Kemal CAN
Korona salgını önlemlerinin gevşetilmesini içeren “normalleşme” planı önceki gün açıklandı. Normalleşme adımları bazı tıp uzmanlarının uyarılarına rağmen beklenenden biraz daha hızlı devreye girecek gibi görünüyor. Daha önceki önlemlerde, uygulamalarda olduğu gibi öncelikler meselesi yine hayli sorunlu: Örneğin parkları yasaklı tutarken AVM’leri açmak gibi. Önce satışı yasaklanan, sonra takılması mecbur edilen ama temin edilemeyen ve dağıtılamayan maskenin gecikmeli “özgürleştirilmesi” gibi. Olup olmayacağı belirsiz turizm sezonu erken başlasın diye üniversite sınavını öne çekip öğrencilerden alınan tepkilerin ardından “ama sınav kolay olacak” demek gibi.
Neyse, bütün bu yalpalamalara rağmen “normalleşme” ihtimalini duymak, sonuçlarıyla ilgili endişeler bâki kalsa bile bir rahatlama getiriyor. Umarız tehlikeli bir rahatlamaya neden olmaz bu. Diğer yandan bizzat Erdoğan tarafından açıklanan “normalleşme” planının sunumu sırasında, bir süredir büyük hız kazanmış olan bildiğimiz “siyasi normalin” tuhaf dilinde, pek bir değişme olmayacağı net anlaşıldı. Erdoğan, “normalleşme” konuşmasında bile yine CHP’ye yer ayırmayı başardı. Ayırdığı yerin son derece ağır ifadeler içeren pek hayırhah olmayan bir yer olduğunu söylemeye gerek yok.
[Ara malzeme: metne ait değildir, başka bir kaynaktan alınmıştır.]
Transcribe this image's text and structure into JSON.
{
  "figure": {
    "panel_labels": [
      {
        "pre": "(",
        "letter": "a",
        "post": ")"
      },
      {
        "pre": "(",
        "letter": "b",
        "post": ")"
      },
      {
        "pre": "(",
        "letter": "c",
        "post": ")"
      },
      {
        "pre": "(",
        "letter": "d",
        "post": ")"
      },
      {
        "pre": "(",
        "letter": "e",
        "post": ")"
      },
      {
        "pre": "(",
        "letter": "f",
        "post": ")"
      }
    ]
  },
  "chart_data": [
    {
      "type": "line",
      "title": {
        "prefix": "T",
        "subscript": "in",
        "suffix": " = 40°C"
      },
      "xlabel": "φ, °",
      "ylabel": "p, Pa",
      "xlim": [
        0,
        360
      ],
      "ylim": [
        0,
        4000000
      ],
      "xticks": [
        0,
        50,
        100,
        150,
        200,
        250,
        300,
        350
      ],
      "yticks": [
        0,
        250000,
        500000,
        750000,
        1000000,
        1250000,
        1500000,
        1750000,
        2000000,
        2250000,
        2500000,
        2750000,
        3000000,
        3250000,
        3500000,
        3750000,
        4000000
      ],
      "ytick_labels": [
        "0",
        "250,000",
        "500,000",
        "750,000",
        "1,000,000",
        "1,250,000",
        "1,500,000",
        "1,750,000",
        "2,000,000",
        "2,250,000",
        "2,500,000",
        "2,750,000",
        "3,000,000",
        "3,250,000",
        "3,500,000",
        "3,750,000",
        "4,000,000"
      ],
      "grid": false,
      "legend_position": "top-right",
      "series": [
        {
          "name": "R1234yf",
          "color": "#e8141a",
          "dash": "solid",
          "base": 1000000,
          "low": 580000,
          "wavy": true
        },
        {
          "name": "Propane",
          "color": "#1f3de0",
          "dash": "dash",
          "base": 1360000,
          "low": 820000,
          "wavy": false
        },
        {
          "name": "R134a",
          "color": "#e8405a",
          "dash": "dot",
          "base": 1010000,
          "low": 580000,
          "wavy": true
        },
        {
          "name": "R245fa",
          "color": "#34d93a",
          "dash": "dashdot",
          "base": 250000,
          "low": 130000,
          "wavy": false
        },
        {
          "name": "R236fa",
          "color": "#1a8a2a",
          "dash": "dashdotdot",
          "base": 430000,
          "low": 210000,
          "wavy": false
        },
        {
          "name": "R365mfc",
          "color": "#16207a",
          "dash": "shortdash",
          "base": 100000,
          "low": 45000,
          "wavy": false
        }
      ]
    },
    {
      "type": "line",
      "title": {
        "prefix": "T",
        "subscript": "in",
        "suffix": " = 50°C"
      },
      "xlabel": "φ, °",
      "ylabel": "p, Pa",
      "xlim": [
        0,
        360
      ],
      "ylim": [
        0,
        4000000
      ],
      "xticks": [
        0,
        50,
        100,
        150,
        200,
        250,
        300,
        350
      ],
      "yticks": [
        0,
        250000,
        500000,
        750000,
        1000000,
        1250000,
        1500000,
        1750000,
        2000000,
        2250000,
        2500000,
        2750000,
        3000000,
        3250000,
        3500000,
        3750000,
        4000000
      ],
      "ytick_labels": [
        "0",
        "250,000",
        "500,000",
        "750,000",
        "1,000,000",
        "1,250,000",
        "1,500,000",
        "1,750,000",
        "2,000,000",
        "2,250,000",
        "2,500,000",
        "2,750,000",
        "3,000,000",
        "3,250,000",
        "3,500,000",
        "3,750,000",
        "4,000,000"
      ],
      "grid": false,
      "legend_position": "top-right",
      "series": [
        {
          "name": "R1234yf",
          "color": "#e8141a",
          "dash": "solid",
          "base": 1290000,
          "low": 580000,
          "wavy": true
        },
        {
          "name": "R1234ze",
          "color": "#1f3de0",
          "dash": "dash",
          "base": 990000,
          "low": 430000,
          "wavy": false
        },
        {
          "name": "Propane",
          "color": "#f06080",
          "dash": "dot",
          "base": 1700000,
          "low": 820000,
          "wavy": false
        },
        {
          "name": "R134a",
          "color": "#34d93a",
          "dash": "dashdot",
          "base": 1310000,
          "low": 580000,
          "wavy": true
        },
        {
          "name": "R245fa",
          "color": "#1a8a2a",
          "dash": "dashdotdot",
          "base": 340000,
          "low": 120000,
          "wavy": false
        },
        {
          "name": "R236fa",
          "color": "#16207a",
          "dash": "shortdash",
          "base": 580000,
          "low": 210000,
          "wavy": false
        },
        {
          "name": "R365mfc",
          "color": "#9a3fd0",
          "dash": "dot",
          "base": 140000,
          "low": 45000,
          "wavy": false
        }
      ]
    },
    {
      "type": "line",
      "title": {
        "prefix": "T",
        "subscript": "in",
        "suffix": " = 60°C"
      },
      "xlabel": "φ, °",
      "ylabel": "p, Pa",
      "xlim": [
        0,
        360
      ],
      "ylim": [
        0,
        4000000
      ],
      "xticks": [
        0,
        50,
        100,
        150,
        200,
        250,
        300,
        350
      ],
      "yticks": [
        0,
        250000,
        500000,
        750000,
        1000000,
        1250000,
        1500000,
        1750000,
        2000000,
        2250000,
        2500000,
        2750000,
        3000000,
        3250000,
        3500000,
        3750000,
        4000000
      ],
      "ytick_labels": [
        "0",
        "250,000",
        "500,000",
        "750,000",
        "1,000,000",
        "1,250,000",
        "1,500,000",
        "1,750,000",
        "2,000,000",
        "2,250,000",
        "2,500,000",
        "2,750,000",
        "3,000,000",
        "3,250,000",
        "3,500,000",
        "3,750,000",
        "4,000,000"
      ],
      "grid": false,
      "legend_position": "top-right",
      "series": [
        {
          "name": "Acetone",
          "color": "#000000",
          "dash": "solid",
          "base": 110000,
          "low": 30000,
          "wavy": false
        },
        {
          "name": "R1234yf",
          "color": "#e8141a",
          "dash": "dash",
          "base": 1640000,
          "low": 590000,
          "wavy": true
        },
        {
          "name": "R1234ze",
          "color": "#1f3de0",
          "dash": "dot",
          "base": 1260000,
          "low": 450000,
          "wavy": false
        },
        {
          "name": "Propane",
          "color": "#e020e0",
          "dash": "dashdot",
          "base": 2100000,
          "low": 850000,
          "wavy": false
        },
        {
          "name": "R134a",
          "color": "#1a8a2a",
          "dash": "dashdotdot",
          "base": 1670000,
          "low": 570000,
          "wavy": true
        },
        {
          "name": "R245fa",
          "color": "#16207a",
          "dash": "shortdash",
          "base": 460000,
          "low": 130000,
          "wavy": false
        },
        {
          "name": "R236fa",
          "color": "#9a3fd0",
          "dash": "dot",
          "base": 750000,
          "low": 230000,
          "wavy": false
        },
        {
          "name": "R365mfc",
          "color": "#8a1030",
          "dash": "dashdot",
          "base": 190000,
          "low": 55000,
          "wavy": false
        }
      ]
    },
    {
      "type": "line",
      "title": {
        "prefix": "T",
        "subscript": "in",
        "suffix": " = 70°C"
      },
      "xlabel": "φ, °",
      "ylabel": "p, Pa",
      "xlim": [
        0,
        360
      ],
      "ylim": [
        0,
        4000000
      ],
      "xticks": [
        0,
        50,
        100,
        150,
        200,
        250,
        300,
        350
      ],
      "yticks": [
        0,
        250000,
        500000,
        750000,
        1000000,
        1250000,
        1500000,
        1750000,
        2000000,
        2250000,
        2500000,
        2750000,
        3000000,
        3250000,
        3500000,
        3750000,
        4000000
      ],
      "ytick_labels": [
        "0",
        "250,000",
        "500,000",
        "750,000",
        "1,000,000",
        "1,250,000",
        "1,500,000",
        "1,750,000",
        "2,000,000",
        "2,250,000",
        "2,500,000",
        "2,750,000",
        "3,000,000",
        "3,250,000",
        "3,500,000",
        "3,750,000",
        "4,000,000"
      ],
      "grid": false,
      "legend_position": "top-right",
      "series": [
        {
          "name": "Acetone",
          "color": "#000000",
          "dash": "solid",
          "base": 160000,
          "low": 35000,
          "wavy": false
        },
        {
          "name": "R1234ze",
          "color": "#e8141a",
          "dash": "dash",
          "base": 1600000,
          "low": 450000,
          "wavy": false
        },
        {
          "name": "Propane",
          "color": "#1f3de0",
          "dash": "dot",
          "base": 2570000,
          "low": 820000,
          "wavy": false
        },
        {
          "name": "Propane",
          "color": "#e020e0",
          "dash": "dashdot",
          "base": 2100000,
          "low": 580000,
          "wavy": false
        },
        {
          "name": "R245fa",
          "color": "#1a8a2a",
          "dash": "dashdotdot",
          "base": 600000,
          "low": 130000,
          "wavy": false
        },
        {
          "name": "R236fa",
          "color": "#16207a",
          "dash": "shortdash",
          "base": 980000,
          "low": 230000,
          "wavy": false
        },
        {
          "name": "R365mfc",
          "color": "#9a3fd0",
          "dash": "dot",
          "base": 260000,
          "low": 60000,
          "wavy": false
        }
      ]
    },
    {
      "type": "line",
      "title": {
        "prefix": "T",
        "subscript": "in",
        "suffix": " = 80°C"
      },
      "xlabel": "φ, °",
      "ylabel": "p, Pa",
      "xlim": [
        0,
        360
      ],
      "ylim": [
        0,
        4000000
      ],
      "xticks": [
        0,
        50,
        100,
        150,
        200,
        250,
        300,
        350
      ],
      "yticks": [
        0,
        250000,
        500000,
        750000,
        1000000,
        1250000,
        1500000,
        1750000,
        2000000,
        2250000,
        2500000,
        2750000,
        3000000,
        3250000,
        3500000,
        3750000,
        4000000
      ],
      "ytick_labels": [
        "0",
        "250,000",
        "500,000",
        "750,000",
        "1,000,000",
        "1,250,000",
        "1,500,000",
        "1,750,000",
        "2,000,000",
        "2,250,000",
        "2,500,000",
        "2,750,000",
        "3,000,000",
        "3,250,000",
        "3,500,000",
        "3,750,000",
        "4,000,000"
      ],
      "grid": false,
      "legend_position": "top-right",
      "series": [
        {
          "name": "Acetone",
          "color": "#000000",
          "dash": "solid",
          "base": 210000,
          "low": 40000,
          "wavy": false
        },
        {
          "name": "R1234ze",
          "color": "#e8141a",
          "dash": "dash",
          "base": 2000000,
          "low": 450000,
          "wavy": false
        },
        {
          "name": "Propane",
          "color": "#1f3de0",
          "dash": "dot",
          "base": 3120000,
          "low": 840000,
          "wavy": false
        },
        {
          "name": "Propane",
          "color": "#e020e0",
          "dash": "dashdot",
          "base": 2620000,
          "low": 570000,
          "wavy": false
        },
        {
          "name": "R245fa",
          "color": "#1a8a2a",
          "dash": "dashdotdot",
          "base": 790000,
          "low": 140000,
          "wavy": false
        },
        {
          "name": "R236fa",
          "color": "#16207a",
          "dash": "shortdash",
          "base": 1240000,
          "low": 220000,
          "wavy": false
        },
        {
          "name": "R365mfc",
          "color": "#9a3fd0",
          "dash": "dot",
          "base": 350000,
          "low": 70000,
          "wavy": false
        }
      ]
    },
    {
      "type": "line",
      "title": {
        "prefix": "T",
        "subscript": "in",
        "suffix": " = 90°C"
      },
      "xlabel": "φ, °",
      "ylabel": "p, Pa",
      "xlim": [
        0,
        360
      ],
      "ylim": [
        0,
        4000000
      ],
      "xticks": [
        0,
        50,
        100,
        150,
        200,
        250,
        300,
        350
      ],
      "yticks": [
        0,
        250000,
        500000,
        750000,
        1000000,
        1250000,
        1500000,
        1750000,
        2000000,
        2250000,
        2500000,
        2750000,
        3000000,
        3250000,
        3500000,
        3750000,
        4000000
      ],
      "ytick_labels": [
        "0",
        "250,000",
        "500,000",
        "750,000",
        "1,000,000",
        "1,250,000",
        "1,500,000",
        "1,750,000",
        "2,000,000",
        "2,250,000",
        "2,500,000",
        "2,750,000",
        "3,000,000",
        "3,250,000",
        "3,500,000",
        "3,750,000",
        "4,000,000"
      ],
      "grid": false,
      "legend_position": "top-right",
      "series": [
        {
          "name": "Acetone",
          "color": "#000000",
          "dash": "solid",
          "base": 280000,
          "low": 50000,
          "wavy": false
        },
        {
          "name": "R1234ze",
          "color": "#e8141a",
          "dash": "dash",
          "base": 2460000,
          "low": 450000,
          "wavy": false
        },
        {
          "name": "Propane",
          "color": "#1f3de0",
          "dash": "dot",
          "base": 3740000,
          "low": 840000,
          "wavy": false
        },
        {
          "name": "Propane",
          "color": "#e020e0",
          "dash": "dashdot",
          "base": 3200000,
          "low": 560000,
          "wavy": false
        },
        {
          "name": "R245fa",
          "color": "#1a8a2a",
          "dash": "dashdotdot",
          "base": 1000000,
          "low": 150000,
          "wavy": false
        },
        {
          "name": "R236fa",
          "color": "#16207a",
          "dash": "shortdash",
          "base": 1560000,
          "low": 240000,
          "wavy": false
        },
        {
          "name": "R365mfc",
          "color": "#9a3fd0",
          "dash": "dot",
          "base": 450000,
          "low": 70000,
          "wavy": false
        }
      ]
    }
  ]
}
Tamamen anti-politik bir içerik kazanmış “siyasetin”, “yeni normal” olarak sunulan anormalliklere ara vermesini beklemek, dev salgınla yaşamaya alışmaktan daha uzak bir ihtimal olarak duruyor. Anti-siyaset rüzgarı, siyasetin kesin katli sınırına doğru –failleri ve mağdurlarının ortak katkılarıyla- hızla ilerliyor. Hem iktidardakilerin hem muhalefetteki kimi kesimlerin; “sonucu belli, sonucu geçersiz, sonucu önemsiz, sonucu garantilenmiş, sonuç alınamaz” şeklinde etiketleyerek üzerinde tepindikleri seçime (sandığa) sıkışmış aritmetik direnç dışında pek siyaset alanı kalmadı.
Medya ve sosyal medyanın trolleşmesi yeterli gelmeyip daha açık kısıtlama, engelleme istendiğinin işaretleri de artıyor. Medyada kontrol altında olanların seviyesi, direnmeye çalışanların imkanları hızlı düşüş yaşıyor. Her alanın, her kavramın, her kurumun, her kesimin hareket alanı daraltılıyor; bu da yetmiyor tamamen ilga/imha adımları –en azından tehditleri- peş peşe geliyor. Uzun bir süredir tahribat yaşayan ve yaşatan yargı için de durum ağırlaşıyor. Ali Topuz “Anti-hukuk günlerinde yeni yargı” yazısında* şöyle diyordu: “Siyaset ilga edilirken yargıya biçilen görev siyasetin boğulmasıdır. Bu hukukla olamayacağı için anti-hukuk öne çıkıyor.”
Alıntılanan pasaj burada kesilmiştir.